His new book, Behind the Wall: Life, Love and Struggle in Palestine, is released next month:
Of the approximately seven million Palestinian refugees around the world, more than 650,000 are living in camps along the West Bank and Gaza Strip. Having been forced from their homes, either through violence or the threat of it, those living in these camps, Rich Wiles asserts, suffer greatly from Israeli Army incursions, violence, poverty, and desperation—often even more severely than in the surrounding cities or villages. Although much media attention has been drawn to the area’s political climate, the stories of its dispossessed people have gone largely underreported.

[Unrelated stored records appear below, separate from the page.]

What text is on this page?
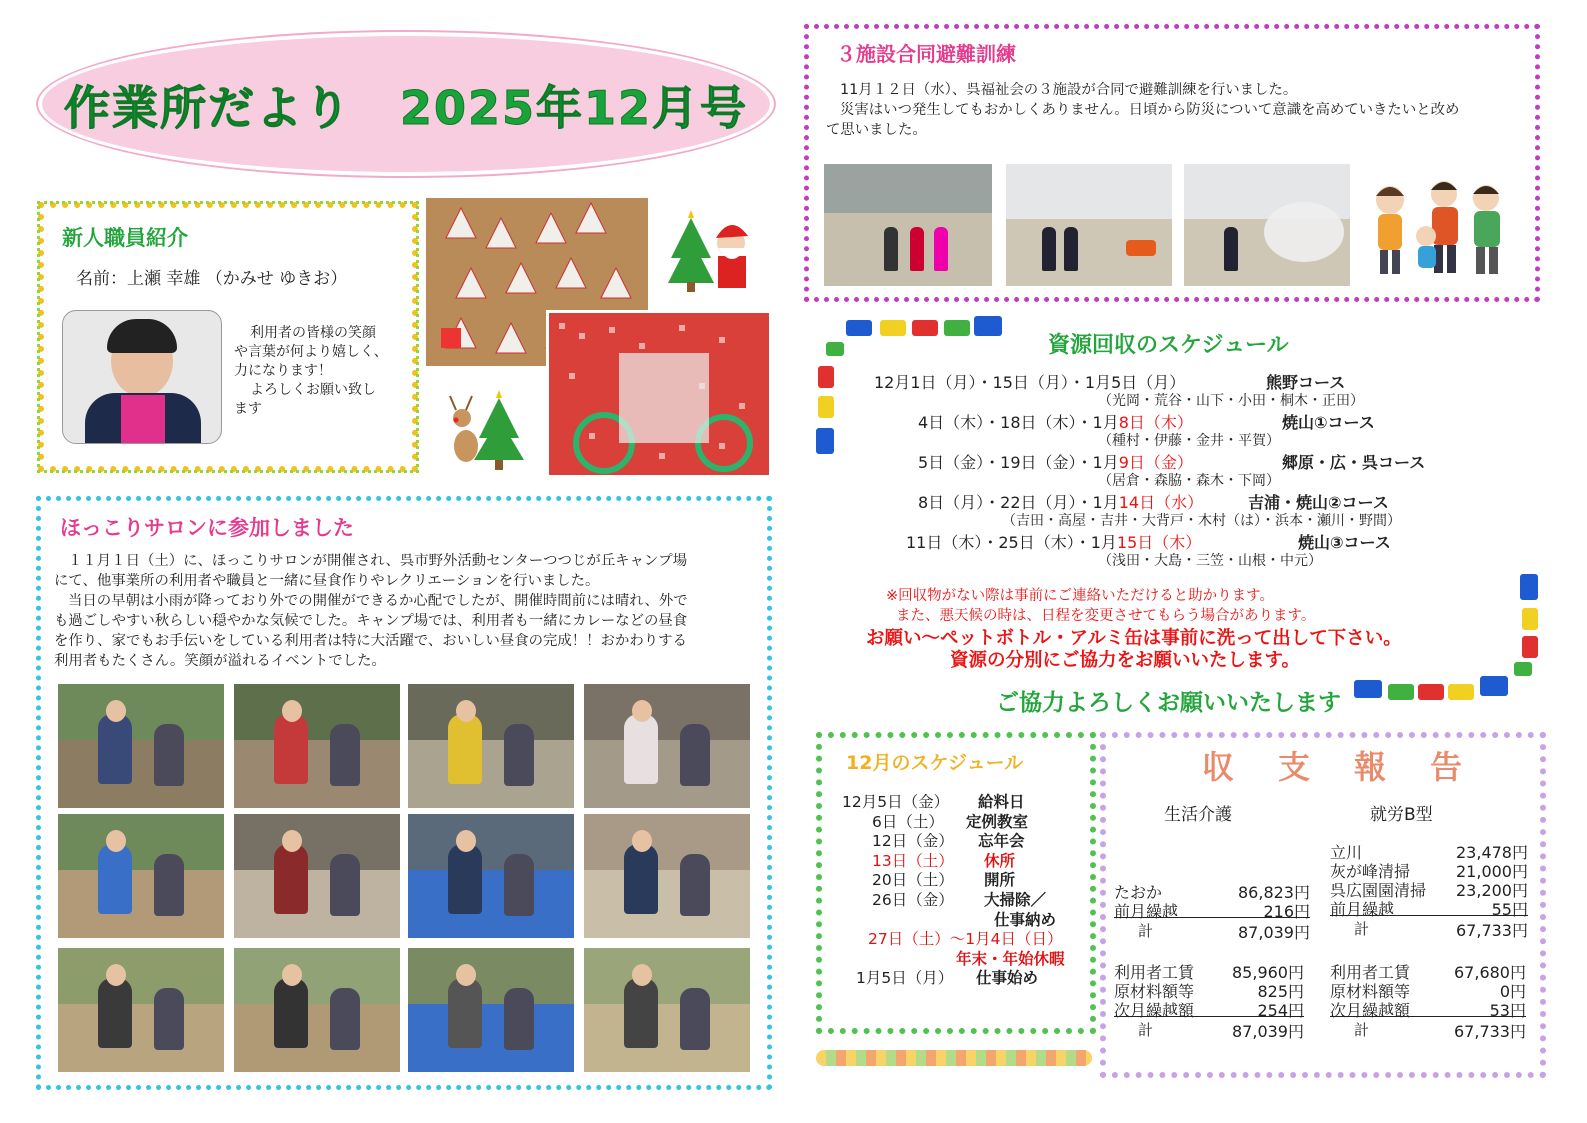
作業所だより　2025年12月号
新人職員紹介
名前：上瀬 幸雄 （かみせ ゆきお）
利用者の皆様の笑顔
や言葉が何より嬉しく、
力になります！
よろしくお願い致し
ます
ほっこりサロンに参加しました
１１月１日（土）に、ほっこりサロンが開催され、呉市野外活動センターつつじが丘キャンプ場
にて、他事業所の利用者や職員と一緒に昼食作りやレクリエーションを行いました。
当日の早朝は小雨が降っており外での開催ができるか心配でしたが、開催時間前には晴れ、外で
も過ごしやすい秋らしい穏やかな気候でした。キャンプ場では、利用者も一緒にカレーなどの昼食
を作り、家でもお手伝いをしている利用者は特に大活躍で、おいしい昼食の完成！！おかわりする
利用者もたくさん。笑顔が溢れるイベントでした。
３施設合同避難訓練
11月１２日（水）、呉福祉会の３施設が合同で避難訓練を行いました。
災害はいつ発生してもおかしくありません。日頃から防災について意識を高めていきたいと改め
て思いました。
資源回収のスケジュール
12月1日（月）・15日（月）・1月5日（月）	熊野コース
（光岡・荒谷・山下・小田・桐木・正田）
4日（木）・18日（木）・1月8日（木）	焼山①コース
（種村・伊藤・金井・平賀）
5日（金）・19日（金）・1月9日（金）	郷原・広・呉コース
（居倉・森脇・森木・下岡）
8日（月）・22日（月）・1月14日（水）	吉浦・焼山②コース
（吉田・高屋・吉井・大背戸・木村（は）・浜本・瀬川・野間）
11日（木）・25日（木）・1月15日（木）	焼山③コース
（浅田・大島・三笠・山根・中元）
※回収物がない際は事前にご連絡いただけると助かります。
また、悪天候の時は、日程を変更させてもらう場合があります。
お願い～ペットボトル・アルミ缶は事前に洗って出して下さい。
資源の分別にご協力をお願いいたします。
ご協力よろしくお願いいたします
12月のスケジュール
12月5日（金） 給料日
6日（土） 定例教室
12日（金） 忘年会
13日（土） 休所
20日（土） 開所
26日（金） 大掃除／
仕事納め
27日（土）～1月4日（日）
年末・年始休暇
1月5日（月） 仕事始め
収　支　報　告
生活介護	就労B型
たおか	86,823円
前月繰越	216円
計	87,039円
立川	23,478円
灰が峰清掃	21,000円
呉広園園清掃	23,200円
前月繰越	55円
計	67,733円
利用者工賃	85,960円
原材料額等	825円
次月繰越額	254円
計	87,039円
利用者工賃	67,680円
原材料額等	0円
次月繰越額	53円
計	67,733円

Having spent much of his time in Palestine since 2003, Wiles offers a glimpse inside the West Bank’s refugee camps between 2006 and 2007 through a collection of oral histories, vignettes, and photographic portraits. In these pieces, Wiles recounts conversations with Palestinians of all ages, including survivors of al-Nakba, released child and female prisoners, parents trying to rear their children amid the violence of military occupation, and exiles struggling for the right of return to their original villages. These intimate portrayals not only offer clues to understanding the physical and psychological effects of exile, colonization, and occupation, they also reveal the true Palestinian psyche, one that is at once full of life, love, and strength. Through both written word and photographic image, Behind the Wall allows Palestinians to speak for themselves.